A party seeking injunctive relief pending appeal must show that they themselves will suffer irreparable harm absent an injunction[29] and that there is “a probability of irreparable injury if the stay is not granted.”[30] “A plaintiff must do more than merely allege imminent harm sufficient to establish standing; a plaintiff must demonstrate immediate threatened injury as a prerequisite” to injunctive relief.[31] Further, “[t]here must be a ‘sufficient causal connection' between the alleged irreparable harm and the activity to be enjoined,” such as a “showing that ‘the requested injunction would forestall' the irreparable harm.”[32]“[T]he movant, by a clear showing, carries the burden of persuasion.”[33]

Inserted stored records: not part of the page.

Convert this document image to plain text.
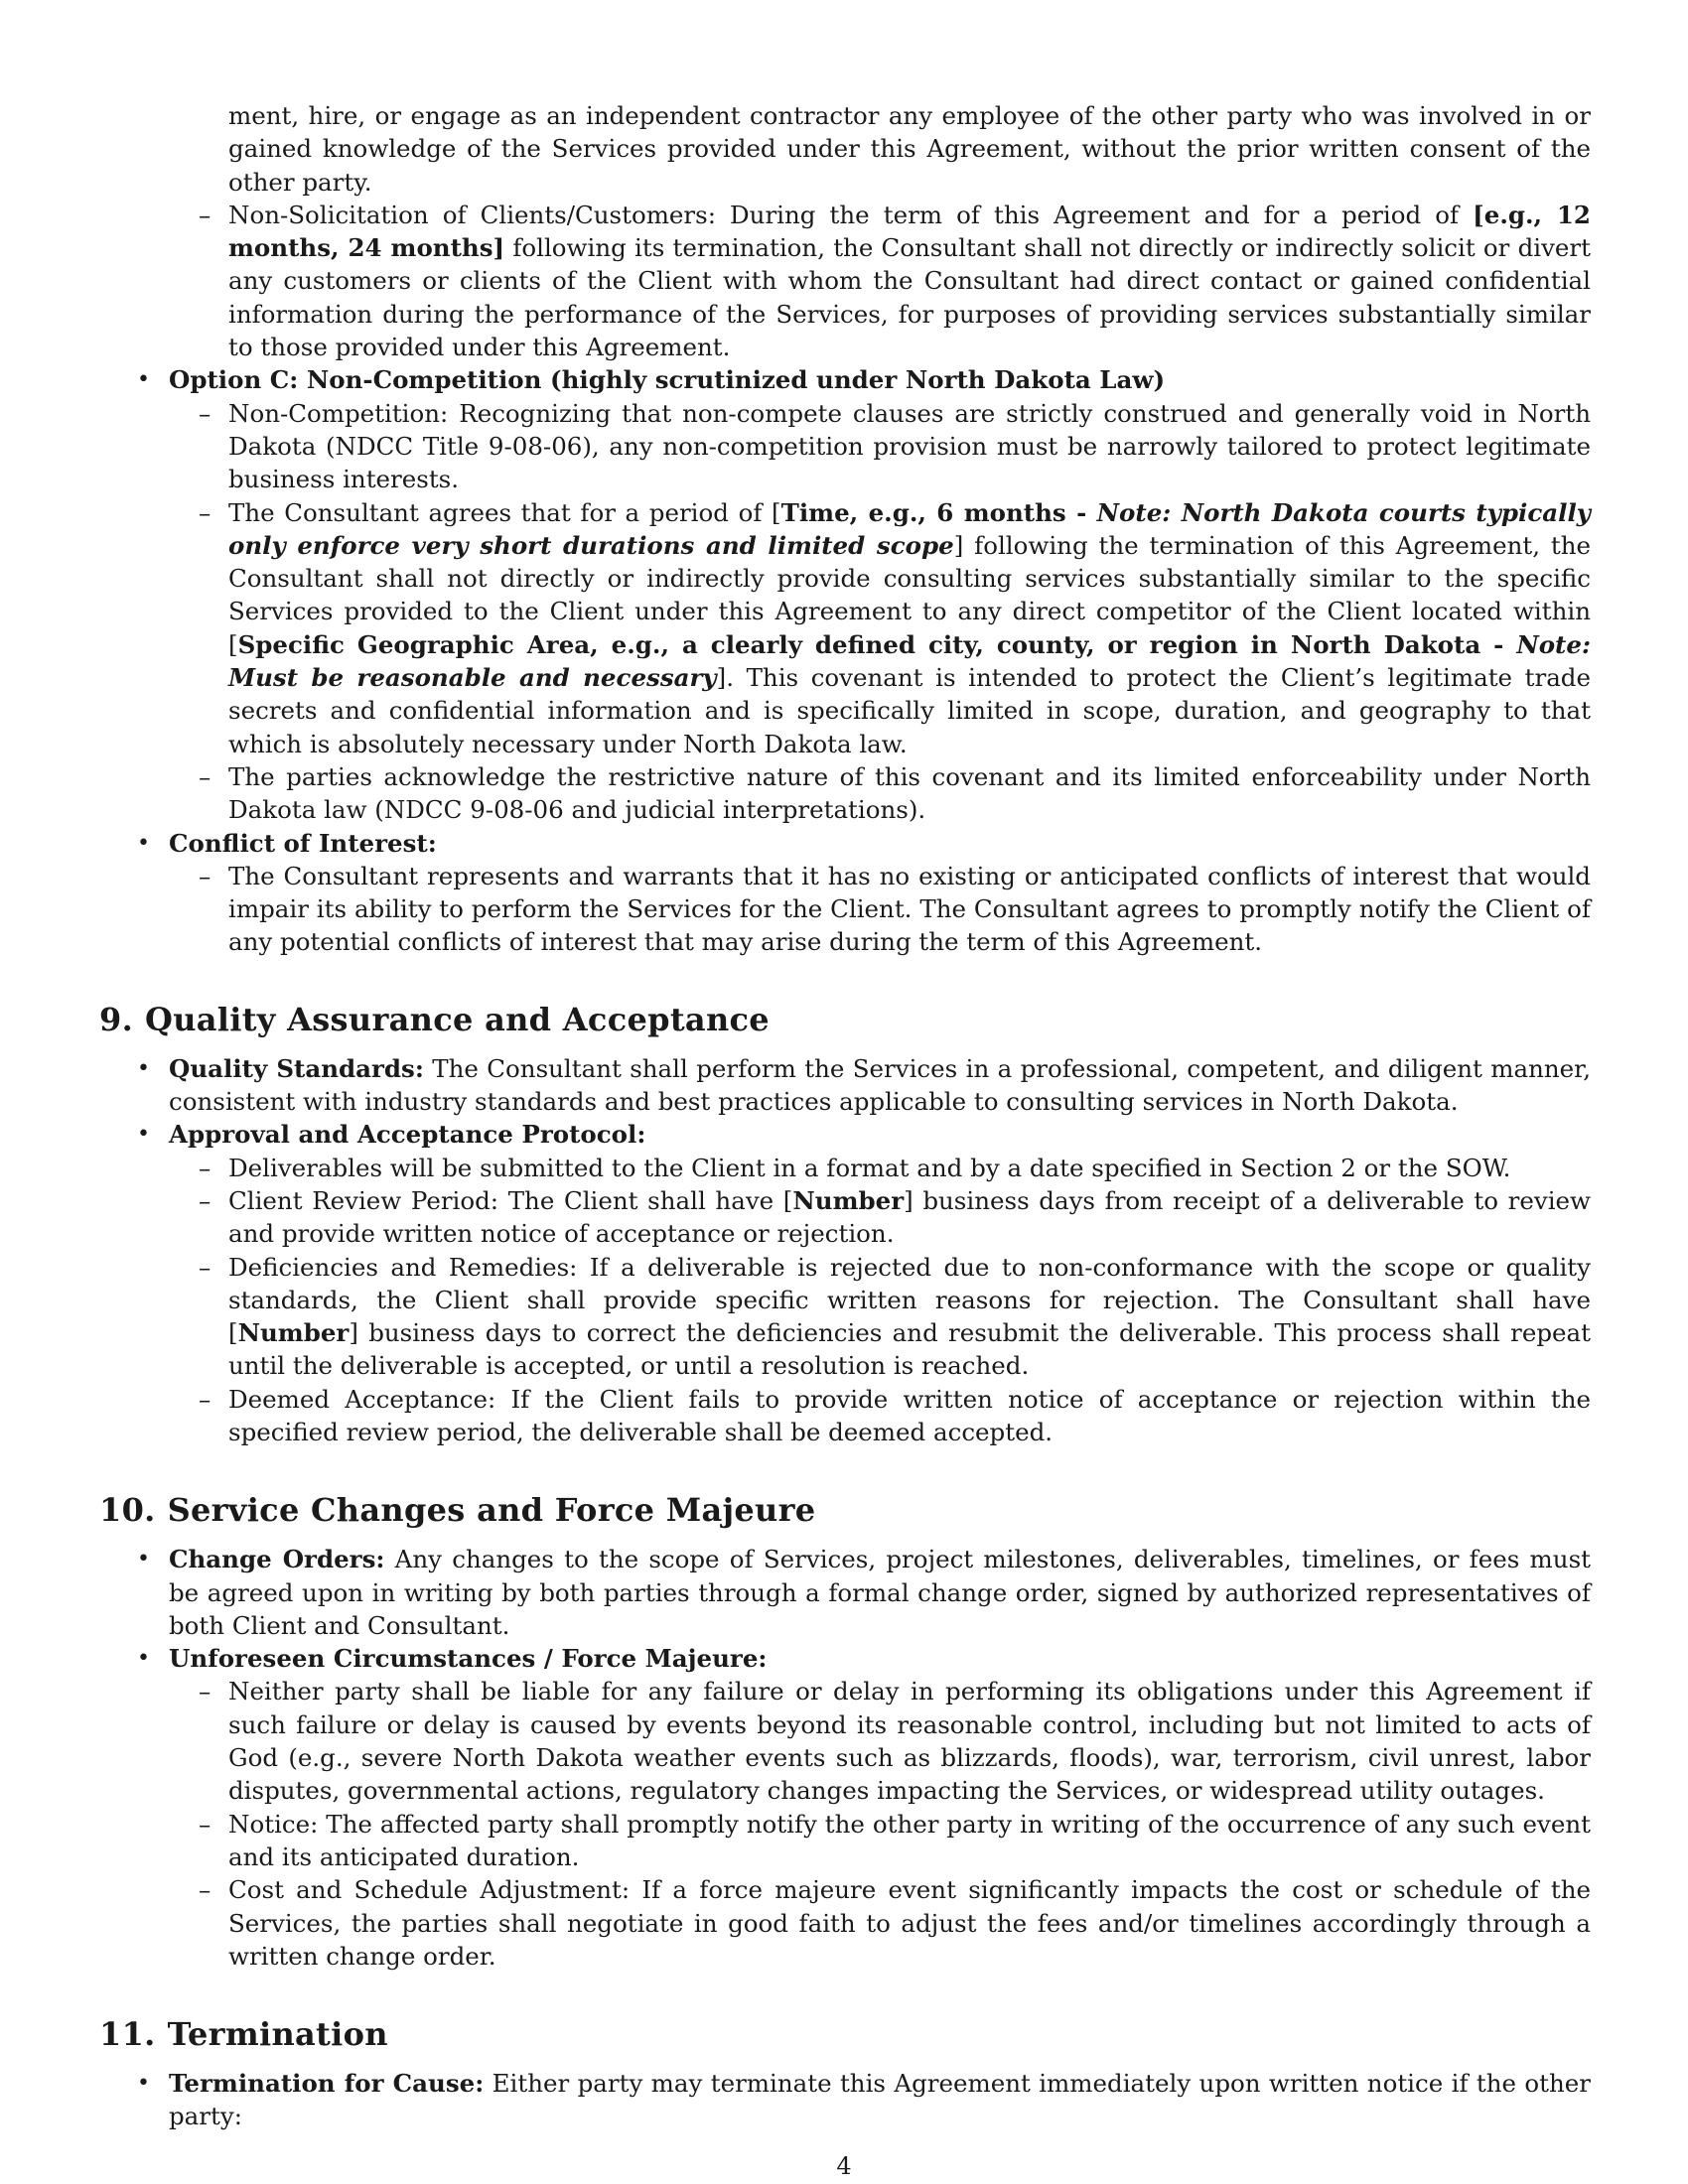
ment, hire, or engage as an independent contractor any employee of the other party who was involved in or gained knowledge of the Services provided under this Agreement, without the prior written consent of the other party.

– Non-Solicitation of Clients/Customers: During the term of this Agreement and for a period of [e.g., 12 months, 24 months] following its termination, the Consultant shall not directly or indirectly solicit or divert any customers or clients of the Client with whom the Consultant had direct contact or gained confidential information during the performance of the Services, for purposes of providing services substantially similar to those provided under this Agreement.

• Option C: Non-Competition (highly scrutinized under North Dakota Law)

– Non-Competition: Recognizing that non-compete clauses are strictly construed and generally void in North Dakota (NDCC Title 9-08-06), any non-competition provision must be narrowly tailored to protect legitimate business interests.

– The Consultant agrees that for a period of [Time, e.g., 6 months - Note: North Dakota courts typically only enforce very short durations and limited scope] following the termination of this Agreement, the Consultant shall not directly or indirectly provide consulting services substantially similar to the specific Services provided to the Client under this Agreement to any direct competitor of the Client located within [Specific Geographic Area, e.g., a clearly defined city, county, or region in North Dakota - Note: Must be reasonable and necessary]. This covenant is intended to protect the Client’s legitimate trade secrets and confidential information and is specifically limited in scope, duration, and geography to that which is absolutely necessary under North Dakota law.

– The parties acknowledge the restrictive nature of this covenant and its limited enforceability under North Dakota law (NDCC 9-08-06 and judicial interpretations).

• Conflict of Interest:

– The Consultant represents and warrants that it has no existing or anticipated conflicts of interest that would impair its ability to perform the Services for the Client. The Consultant agrees to promptly notify the Client of any potential conflicts of interest that may arise during the term of this Agreement.

9. Quality Assurance and Acceptance

• Quality Standards: The Consultant shall perform the Services in a professional, competent, and diligent manner, consistent with industry standards and best practices applicable to consulting services in North Dakota.

• Approval and Acceptance Protocol:

– Deliverables will be submitted to the Client in a format and by a date specified in Section 2 or the SOW.

– Client Review Period: The Client shall have [Number] business days from receipt of a deliverable to review and provide written notice of acceptance or rejection.

– Deficiencies and Remedies: If a deliverable is rejected due to non-conformance with the scope or quality standards, the Client shall provide specific written reasons for rejection. The Consultant shall have [Number] business days to correct the deficiencies and resubmit the deliverable. This process shall repeat until the deliverable is accepted, or until a resolution is reached.

– Deemed Acceptance: If the Client fails to provide written notice of acceptance or rejection within the specified review period, the deliverable shall be deemed accepted.

10. Service Changes and Force Majeure

• Change Orders: Any changes to the scope of Services, project milestones, deliverables, timelines, or fees must be agreed upon in writing by both parties through a formal change order, signed by authorized representatives of both Client and Consultant.

• Unforeseen Circumstances / Force Majeure:

– Neither party shall be liable for any failure or delay in performing its obligations under this Agreement if such failure or delay is caused by events beyond its reasonable control, including but not limited to acts of God (e.g., severe North Dakota weather events such as blizzards, floods), war, terrorism, civil unrest, labor disputes, governmental actions, regulatory changes impacting the Services, or widespread utility outages.

– Notice: The affected party shall promptly notify the other party in writing of the occurrence of any such event and its anticipated duration.

– Cost and Schedule Adjustment: If a force majeure event significantly impacts the cost or schedule of the Services, the parties shall negotiate in good faith to adjust the fees and/or timelines accordingly through a written change order.

11. Termination

• Termination for Cause: Either party may terminate this Agreement immediately upon written notice if the other party:

4
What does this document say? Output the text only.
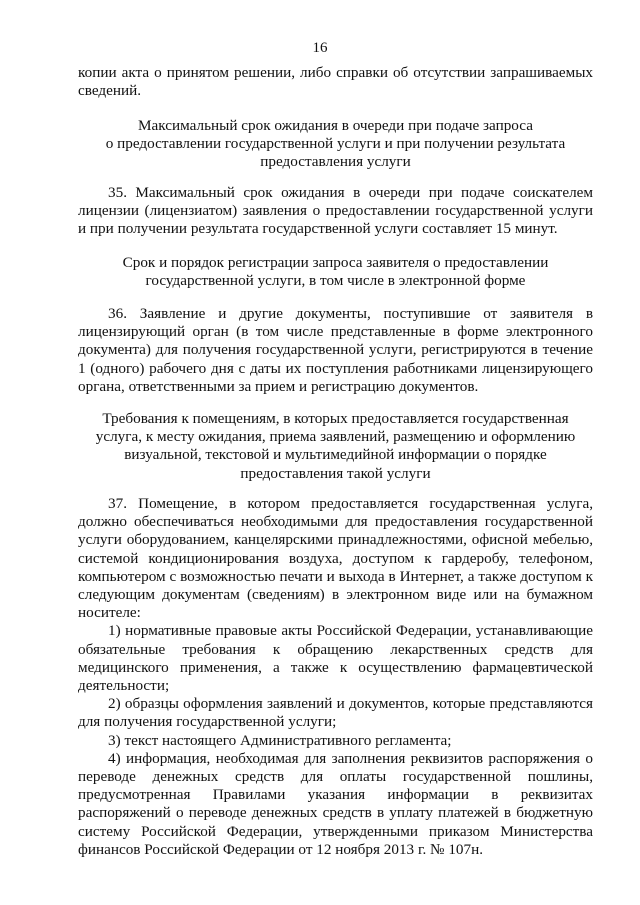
16
копии акта о принятом решении, либо справки об отсутствии запрашиваемых сведений.
Максимальный срок ожидания в очереди при подаче запроса
о предоставлении государственной услуги и при получении результата
предоставления услуги
35. Максимальный срок ожидания в очереди при подаче соискателем лицензии (лицензиатом) заявления о предоставлении государственной услуги и при получении результата государственной услуги составляет 15 минут.
Срок и порядок регистрации запроса заявителя о предоставлении
государственной услуги, в том числе в электронной форме
36. Заявление и другие документы, поступившие от заявителя в лицензирующий орган (в том числе представленные в форме электронного документа) для получения государственной услуги, регистрируются в течение 1 (одного) рабочего дня с даты их поступления работниками лицензирующего органа, ответственными за прием и регистрацию документов.
Требования к помещениям, в которых предоставляется государственная
услуга, к месту ожидания, приема заявлений, размещению и оформлению
визуальной, текстовой и мультимедийной информации о порядке
предоставления такой услуги
37. Помещение, в котором предоставляется государственная услуга, должно обеспечиваться необходимыми для предоставления государственной услуги оборудованием, канцелярскими принадлежностями, офисной мебелью, системой кондиционирования воздуха, доступом к гардеробу, телефоном, компьютером с возможностью печати и выхода в Интернет, а также доступом к следующим документам (сведениям) в электронном виде или на бумажном носителе:
1) нормативные правовые акты Российской Федерации, устанавливающие обязательные требования к обращению лекарственных средств для медицинского применения, а также к осуществлению фармацевтической деятельности;
2) образцы оформления заявлений и документов, которые представляются для получения государственной услуги;
3) текст настоящего Административного регламента;
4) информация, необходимая для заполнения реквизитов распоряжения о переводе денежных средств для оплаты государственной пошлины, предусмотренная Правилами указания информации в реквизитах распоряжений о переводе денежных средств в уплату платежей в бюджетную систему Российской Федерации, утвержденными приказом Министерства финансов Российской Федерации от 12 ноября 2013 г. № 107н.
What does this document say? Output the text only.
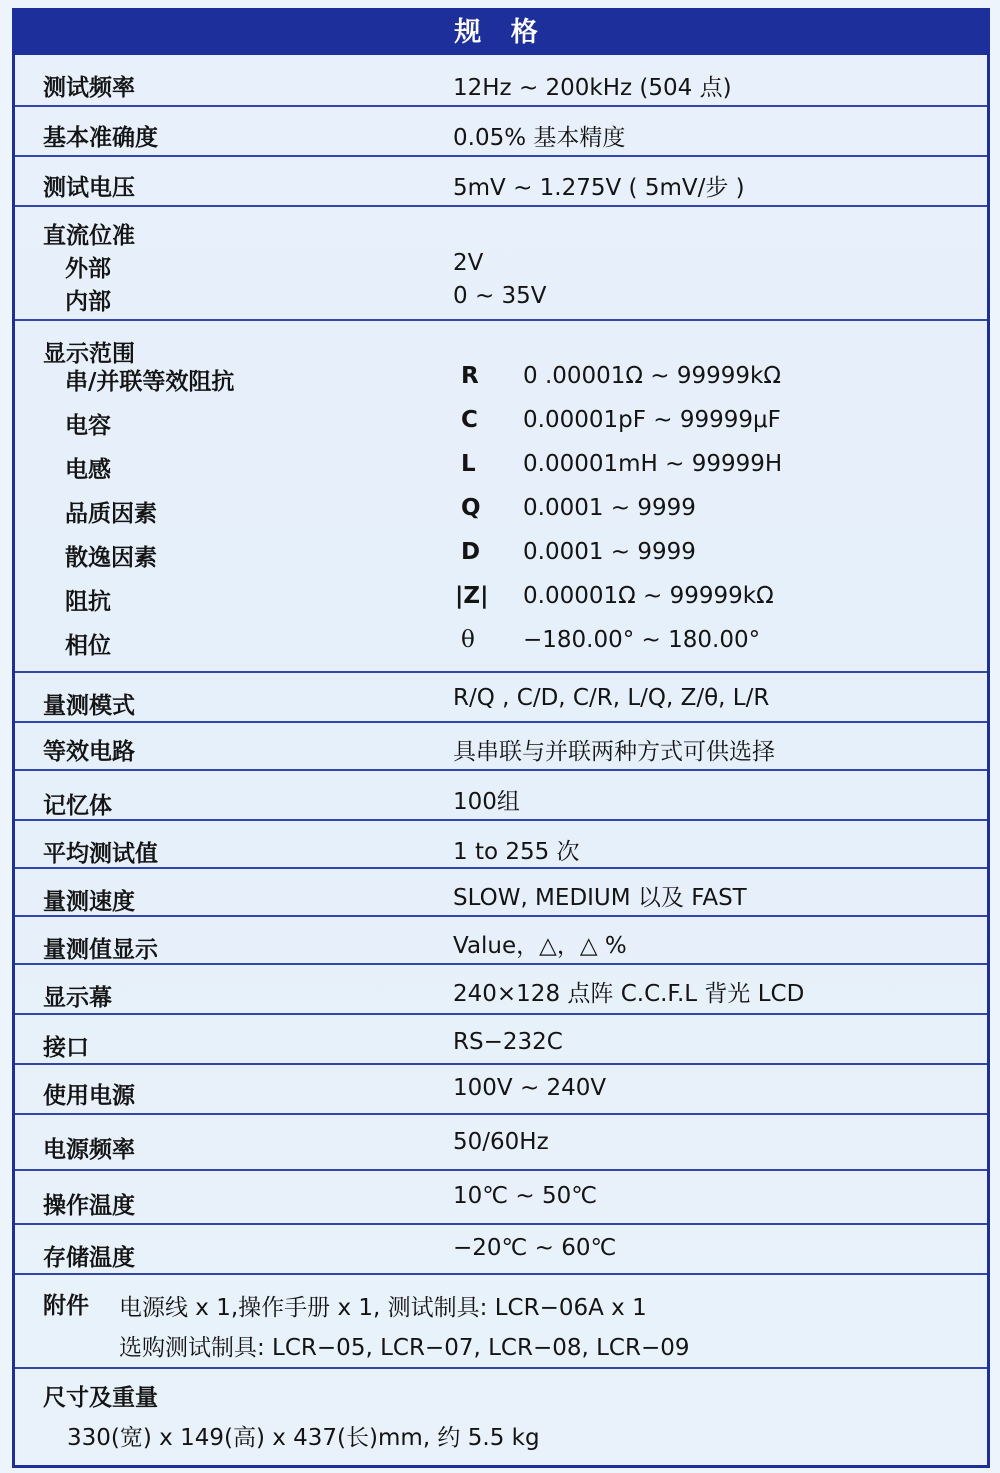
规 格
测试频率	12Hz ~ 200kHz (504 点)
基本准确度	0.05% 基本精度
测试电压	5mV ~ 1.275V ( 5mV/步 )
直流位准
外部	2V
内部	0 ~ 35V
显示范围
串/并联等效阻抗	R 0 .00001Ω ~ 99999kΩ
电容	C 0.00001pF ~ 99999μF
电感	L 0.00001mH ~ 99999H
品质因素	Q 0.0001 ~ 9999
散逸因素	D 0.0001 ~ 9999
阻抗	|Z| 0.00001Ω ~ 99999kΩ
相位	θ −180.00° ~ 180.00°
量测模式	R/Q , C/D, C/R, L/Q, Z/θ, L/R
等效电路	具串联与并联两种方式可供选择
记忆体	100组
平均测试值	1 to 255 次
量测速度	SLOW, MEDIUM 以及 FAST
量测值显示	Value，△，△ %
显示幕	240×128 点阵 C.C.F.L 背光 LCD
接口	RS−232C
使用电源	100V ~ 240V
电源频率	50/60Hz
操作温度	10℃ ~ 50℃
存储温度	−20℃ ~ 60℃
附件 电源线 x 1,操作手册 x 1, 测试制具: LCR−06A x 1
选购测试制具: LCR−05, LCR−07, LCR−08, LCR−09
尺寸及重量
330(宽) x 149(高) x 437(长)mm, 约 5.5 kg
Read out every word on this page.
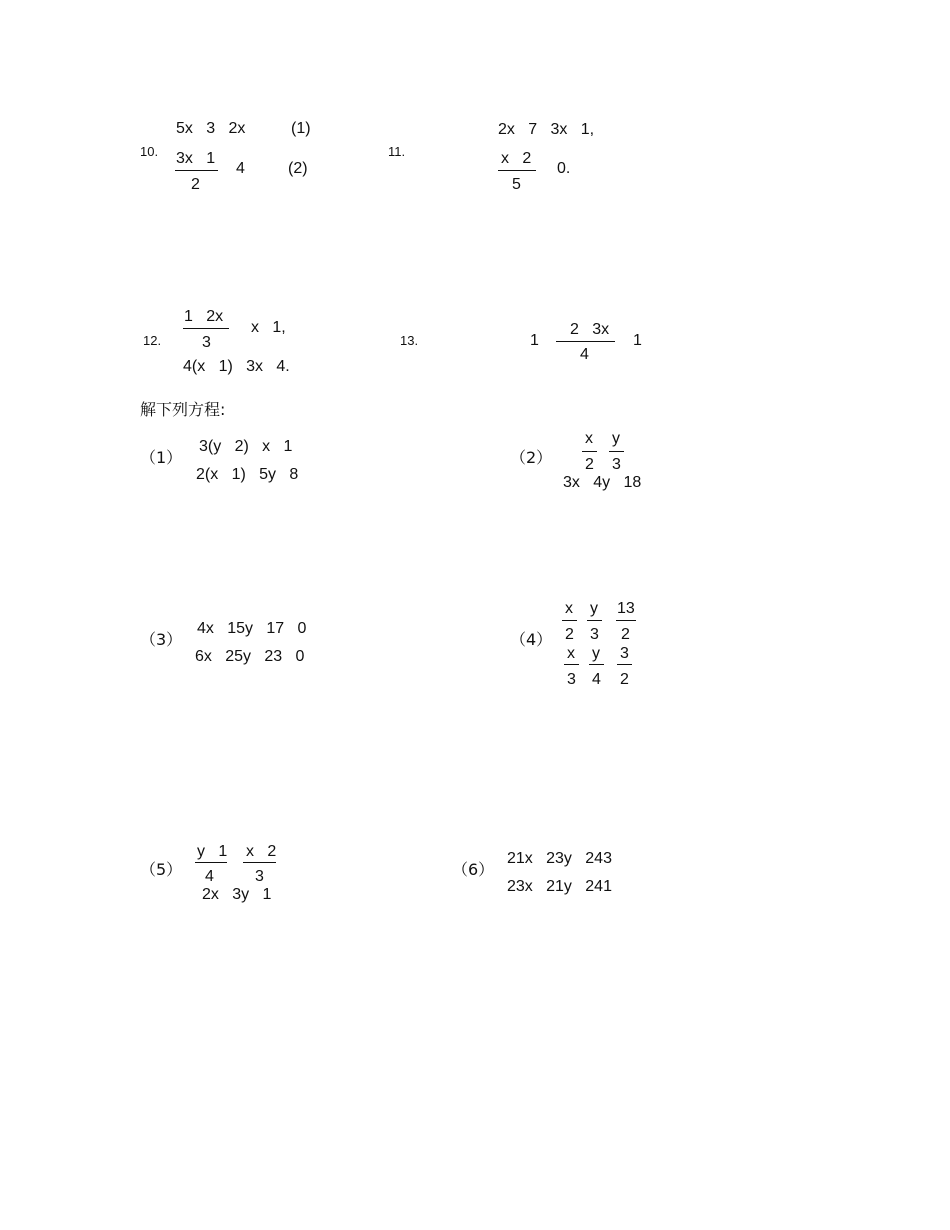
10.
5x   3   2x	(1)
3x   1
2
4	(2)
11.
2x   7   3x   1,
x   2
5
0.
12.
1   2x
3
x   1,
4(x   1)   3x   4.
13.	1
2   3x
4
1
解下列方程:
（1）
3(y   2)   x   1
2(x   1)   5y   8
（2）
x
2
y
3
3x   4y   18
（3）
4x   15y   17   0
6x   25y   23   0
（4）
x
2
y
3
13
2
x
3
y
4
3
2
（5）
y   1
4
x   2
3
2x   3y   1
（6）
21x   23y   243
23x   21y   241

“Environmental injury, by its nature, can seldom be adequately remedied by money damages and is often permanent or at least of long duration, i.e., irreparable.”[34] “Of course, this does not mean that ‘any potential environmental injury' warrants an injunction.”[35] Because injunctive relief pending appeal is an equitable remedy, there is no presumption of irreparable harm, even in cases involving environmental impact.[36]
Plaintiffs seek to enjoin Willow's upcoming winter construction activities in order to “maintain current conditions on the ground” while they appeal.[37]Presently, non-surface-disturbing activities are ongoing.[38] ConocoPhillips intends to “recommence” surface-disturbing activities “no sooner than December 21, 2023,” and continuing through May 2024.[39] Therefore, the Court focuses on whether Plaintiffs can show they will be irreparably harmed by ConocoPhillips' planned 2023-2024 winter construction activities unless this Court enters an injunction pending appeal.